Newsletter 10/98 vom 30.03.1998
Die Neuigkeiten im Telefonbereich bis zum 30.03.1998 - von teltarif.de für Sie zusammengefasst.
  1. Preissenkung zum 1. April und rückwirkender Wegfall des Mindestumsatzes bei Interoute.
  2. Preissenkung zum 1. April bei Mannesmann Arcor.
  3. Neue Tarife zum 1. April bei tesion.
  4. Startverzögerungen bei WestCom.
  5. Tarife von Viag Interkom aufgenommen.
  6. Tarife von Victor Vox aufgenommen.
  7. Global Spectrum heißt jetzt Global Europe und hat eine neue Einwahlnummer.
  8. Mehrere Telefongesellschaften planen einen Internet-Zugang.

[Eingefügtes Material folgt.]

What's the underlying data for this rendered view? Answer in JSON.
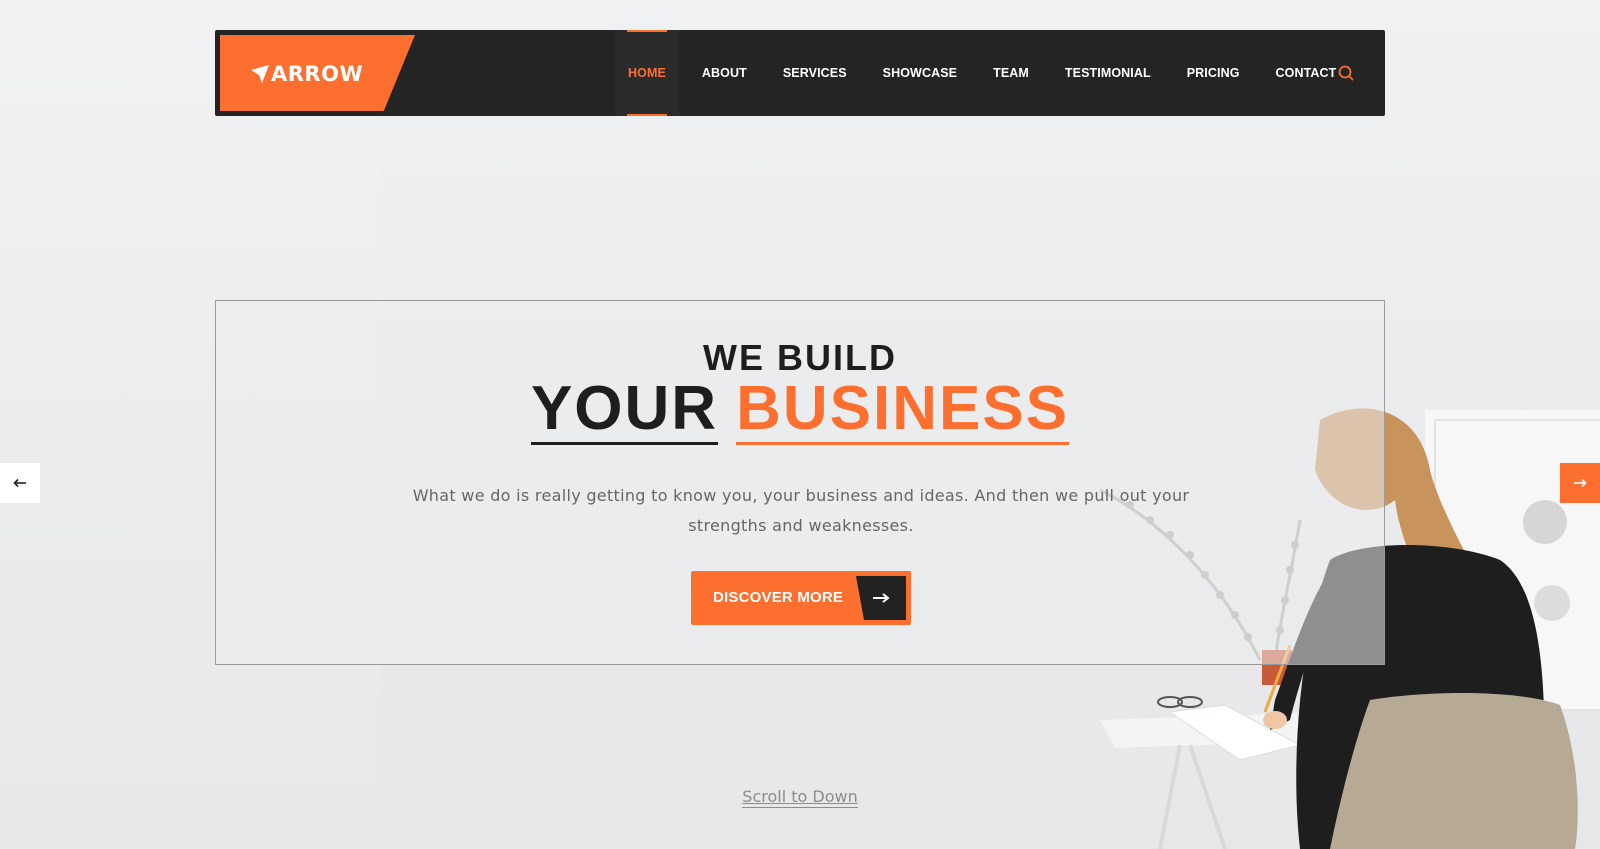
{
  "brand": {
    "name": "ARROW",
    "accent": "#fd6f2f",
    "dark": "#242424"
  },
  "nav": {
    "items": [
      {
        "label": "HOME",
        "active": true
      },
      {
        "label": "ABOUT",
        "active": false
      },
      {
        "label": "SERVICES",
        "active": false
      },
      {
        "label": "SHOWCASE",
        "active": false
      },
      {
        "label": "TEAM",
        "active": false
      },
      {
        "label": "TESTIMONIAL",
        "active": false
      },
      {
        "label": "PRICING",
        "active": false
      },
      {
        "label": "CONTACT",
        "active": false
      }
    ],
    "search_icon": "search-icon"
  },
  "hero": {
    "heading_small": "WE BUILD",
    "heading_word1": "YOUR",
    "heading_word2": "BUSINESS",
    "description": "What we do is really getting to know you, your business and ideas. And then we pull out your strengths and weaknesses.",
    "cta_label": "DISCOVER MORE",
    "cta_icon": "arrow-right-icon"
  },
  "slider": {
    "prev_icon": "arrow-left-icon",
    "next_icon": "arrow-right-icon"
  },
  "scroll_label": "Scroll to Down"
}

  9. Probleme mit der Interconnection zwischen den neuen Anbietern.
  10. Umlaute.
  11. Offline-Newsletter.
Zunächst bitte ich um Entschuldigung, daß seit dem Newsletter zwei Wochen vergangen sind statt der üblichen Woche. Dieses ist vor allem durch die Cebit und die DPG-Frühjahrstagung in Regensburg bedingt gewesen, aber auch durch die Vielzahl an neuen Tarifen und Tarifänderungen, die eingearbeitet werden mußten. Wie schon in früheren Newslettern erwähnt, erhöht sich die Mehrwertsteuer am 1. April von 15% auf 16%. Einige Firmen geben diese Änderung an den Kunden weiter, zumindest teilweise. Andere Firmen nutzten diesen Termin zu einer generellen Anpassung ihrer Tarife.

Es sind nach wie vor nicht alle neuen Tarife eingearbeitet worden. Ich gehe also davon aus, daß Sie bis Ende der Woche einen weiteren Newsletter mit neuen Infos erhalten werden.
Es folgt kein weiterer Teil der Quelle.